Conheci algumas pessoas que eram marcadas por uma identificação de escravos. Pessoas cuja dor tinha o papel de amansar, cansar, abater. Acho que eram pessoas que fariam muita coisa se não apanhassem, então viviam apanhando e ficavam sem incomodar ninguém. Pessoas acostumadas a caminhas em estradas de morte sempre. Criavam, como a dança escrava, um simbologia toda secreta, que usavam pra alargar um pouco os espaços dentro da própria alma. Estava sempre apertado por lá. Sabiam uns dos outros, davam as mãos as vezes, mas sabiam que só podiam mesmo ir até a ponta dos dedos. Tinham dono. Gente com dono não toca em nada. É tocada quando - elas não sabem quando são tocadas, não quando, não como, não por quê. Para cada relação que se estabelece fora, há uma correspondente dentro. Essa gente dançava, cantava, desenhava, pintava, transava, fotografava, esculpia, amava, pensava, - faziam de tudo - como se fosse uma enorme brincadeira. Não é que sentissem assim, era muito trágico, mas era o único modo permitido. Dentro das brincadeiras, se olhavam e se reconheciam profundamente, mas nunca podiam viver. Sequer lutavam por isso. Estavam vencidos.

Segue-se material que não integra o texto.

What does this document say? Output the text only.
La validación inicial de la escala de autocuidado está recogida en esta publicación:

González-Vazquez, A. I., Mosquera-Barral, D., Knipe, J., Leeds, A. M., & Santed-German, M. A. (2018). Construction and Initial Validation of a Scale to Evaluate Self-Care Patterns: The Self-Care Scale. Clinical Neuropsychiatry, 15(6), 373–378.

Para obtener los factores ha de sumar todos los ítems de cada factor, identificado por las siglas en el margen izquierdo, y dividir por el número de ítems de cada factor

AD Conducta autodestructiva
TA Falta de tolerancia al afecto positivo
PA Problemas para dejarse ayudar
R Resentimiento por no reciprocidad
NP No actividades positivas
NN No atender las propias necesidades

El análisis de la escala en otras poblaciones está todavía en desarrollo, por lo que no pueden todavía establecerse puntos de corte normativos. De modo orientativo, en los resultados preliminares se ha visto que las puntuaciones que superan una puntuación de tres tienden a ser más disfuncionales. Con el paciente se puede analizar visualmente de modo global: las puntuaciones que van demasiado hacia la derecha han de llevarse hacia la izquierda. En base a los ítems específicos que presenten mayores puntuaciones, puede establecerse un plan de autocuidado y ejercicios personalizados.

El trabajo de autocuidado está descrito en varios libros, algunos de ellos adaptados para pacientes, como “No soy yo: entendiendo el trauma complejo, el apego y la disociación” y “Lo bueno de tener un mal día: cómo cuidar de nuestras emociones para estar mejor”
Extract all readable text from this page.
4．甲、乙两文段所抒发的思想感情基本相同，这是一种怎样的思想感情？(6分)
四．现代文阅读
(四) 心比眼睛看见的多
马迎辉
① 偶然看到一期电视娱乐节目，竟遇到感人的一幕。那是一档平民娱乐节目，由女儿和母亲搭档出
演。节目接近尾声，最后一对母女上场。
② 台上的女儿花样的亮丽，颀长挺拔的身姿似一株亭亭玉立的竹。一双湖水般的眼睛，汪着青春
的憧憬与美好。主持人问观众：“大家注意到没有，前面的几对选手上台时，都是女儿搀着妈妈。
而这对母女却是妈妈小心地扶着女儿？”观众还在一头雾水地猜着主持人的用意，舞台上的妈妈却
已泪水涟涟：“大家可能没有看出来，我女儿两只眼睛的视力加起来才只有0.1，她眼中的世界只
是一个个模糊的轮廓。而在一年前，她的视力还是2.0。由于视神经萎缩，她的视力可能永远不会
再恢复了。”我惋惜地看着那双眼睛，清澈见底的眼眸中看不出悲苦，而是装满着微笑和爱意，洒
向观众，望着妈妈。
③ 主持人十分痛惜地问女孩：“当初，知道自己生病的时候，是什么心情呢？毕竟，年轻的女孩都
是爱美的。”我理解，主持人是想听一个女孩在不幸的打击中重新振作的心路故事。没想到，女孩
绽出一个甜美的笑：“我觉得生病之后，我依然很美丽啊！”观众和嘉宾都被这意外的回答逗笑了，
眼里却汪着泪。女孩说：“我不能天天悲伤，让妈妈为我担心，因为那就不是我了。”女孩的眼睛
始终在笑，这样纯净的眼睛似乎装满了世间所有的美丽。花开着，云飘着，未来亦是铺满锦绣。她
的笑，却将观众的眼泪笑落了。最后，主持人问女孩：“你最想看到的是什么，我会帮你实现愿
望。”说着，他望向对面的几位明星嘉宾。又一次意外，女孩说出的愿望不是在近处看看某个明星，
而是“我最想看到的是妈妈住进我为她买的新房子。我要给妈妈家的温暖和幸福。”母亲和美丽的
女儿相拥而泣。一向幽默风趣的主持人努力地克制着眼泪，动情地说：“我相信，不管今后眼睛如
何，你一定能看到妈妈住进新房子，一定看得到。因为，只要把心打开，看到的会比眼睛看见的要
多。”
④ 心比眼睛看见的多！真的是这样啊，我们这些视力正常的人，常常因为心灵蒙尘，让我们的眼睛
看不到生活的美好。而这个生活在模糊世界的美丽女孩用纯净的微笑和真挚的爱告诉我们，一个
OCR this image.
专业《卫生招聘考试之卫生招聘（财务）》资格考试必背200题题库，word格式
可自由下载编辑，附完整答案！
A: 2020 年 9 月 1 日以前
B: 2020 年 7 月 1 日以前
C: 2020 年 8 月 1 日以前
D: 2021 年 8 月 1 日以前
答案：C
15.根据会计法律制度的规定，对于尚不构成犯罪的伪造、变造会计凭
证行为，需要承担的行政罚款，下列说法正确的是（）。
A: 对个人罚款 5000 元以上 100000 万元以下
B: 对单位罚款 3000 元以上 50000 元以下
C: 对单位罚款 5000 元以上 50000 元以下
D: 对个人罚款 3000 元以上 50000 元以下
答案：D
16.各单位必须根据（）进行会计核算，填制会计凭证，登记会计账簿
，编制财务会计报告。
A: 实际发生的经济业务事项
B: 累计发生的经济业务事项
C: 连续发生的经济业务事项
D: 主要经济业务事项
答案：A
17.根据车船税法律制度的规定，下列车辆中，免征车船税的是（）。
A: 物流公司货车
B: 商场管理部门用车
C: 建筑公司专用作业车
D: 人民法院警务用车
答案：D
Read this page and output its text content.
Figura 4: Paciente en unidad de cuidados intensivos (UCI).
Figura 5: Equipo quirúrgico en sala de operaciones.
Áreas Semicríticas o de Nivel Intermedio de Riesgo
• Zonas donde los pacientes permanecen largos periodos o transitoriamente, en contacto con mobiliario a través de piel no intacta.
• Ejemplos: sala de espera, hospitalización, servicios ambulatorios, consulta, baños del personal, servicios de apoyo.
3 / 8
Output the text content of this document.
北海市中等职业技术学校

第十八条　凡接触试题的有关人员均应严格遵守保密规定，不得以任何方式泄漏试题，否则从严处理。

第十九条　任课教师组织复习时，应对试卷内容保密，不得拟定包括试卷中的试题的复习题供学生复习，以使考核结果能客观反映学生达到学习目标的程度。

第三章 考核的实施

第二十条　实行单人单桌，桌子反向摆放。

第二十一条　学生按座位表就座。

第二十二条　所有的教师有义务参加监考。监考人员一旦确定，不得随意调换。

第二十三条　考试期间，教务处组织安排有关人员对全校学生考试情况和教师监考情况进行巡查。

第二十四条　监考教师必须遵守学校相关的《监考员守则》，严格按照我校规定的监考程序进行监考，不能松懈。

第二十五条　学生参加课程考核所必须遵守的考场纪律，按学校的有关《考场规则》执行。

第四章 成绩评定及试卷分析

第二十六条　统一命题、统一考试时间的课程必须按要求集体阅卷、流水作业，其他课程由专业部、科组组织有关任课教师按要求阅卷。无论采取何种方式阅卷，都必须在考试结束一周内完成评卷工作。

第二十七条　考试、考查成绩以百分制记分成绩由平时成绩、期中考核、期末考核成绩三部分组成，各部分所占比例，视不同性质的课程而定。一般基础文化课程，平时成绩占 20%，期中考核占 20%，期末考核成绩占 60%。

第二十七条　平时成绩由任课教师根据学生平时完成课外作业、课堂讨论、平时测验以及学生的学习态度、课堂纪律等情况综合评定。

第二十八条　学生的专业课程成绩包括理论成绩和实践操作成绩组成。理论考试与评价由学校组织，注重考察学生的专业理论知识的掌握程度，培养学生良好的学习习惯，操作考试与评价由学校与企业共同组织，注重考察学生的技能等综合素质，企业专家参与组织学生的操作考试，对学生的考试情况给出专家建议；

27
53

domingo, 1 de fevereiro de 2015

01.02.2015

Este espinho que guardo na boca, você não o entende, mas finge.
Eu, uma mulher amarrada pelas pernas, também finjo.
O espaço sempre manso com seus odiáveis pássaros que caem e caem
sempre caem como um som que abre um céu, um caminho, e também
aquele barulho que não se sabe o que é e é tudo o que está no mundo,
aquela coisa que os débeis chamam de vida e que eu chamo de
tempo maldito que nunca cala a boca. Este espinho cuja estupidez de uma revista
chama de tpm, a estupidez do psiquiatra chama de depressão, a estupidez do poeta
de melancolia e toda estupidez sempre chama. Eu com essa chaga maldita
a buscar no alcoolismo um reverso medicamentoso, não me enganam aquelas
caixinhas com suas faixas medonhas dizendo que podem te matar ou te salvar
ou qualquer coisa que te atingisse, e você ainda finge que funcionam, porque dorme,
e isso deveria bastar. Por que diabos o mundo tem mil anos e ainda a verdade
não é coisa que escorra dessa boca espinhenta feito sangue novo e fresco?
O cheiro, sempre o cheiro, de morte, de agressão, de penetração repentina,
qual é o corpo que está preparado para essa desordem do mundo?
A faca cotidiana não pode fazer buracos nos meus pulsos. Alguém poderia
dizer qual é a utilidade deles senão essa ponte pulsando sangue, um toque,
uma junção, uma coisa sem forma-face-sentido, um caminho disfarçado até
sabe-se deus onde, porque não sei por que é que tenho mãos. Não gosto da poesia.
Assim como não gosto de flores plásticas com seus espinhos metafísicos patéticos.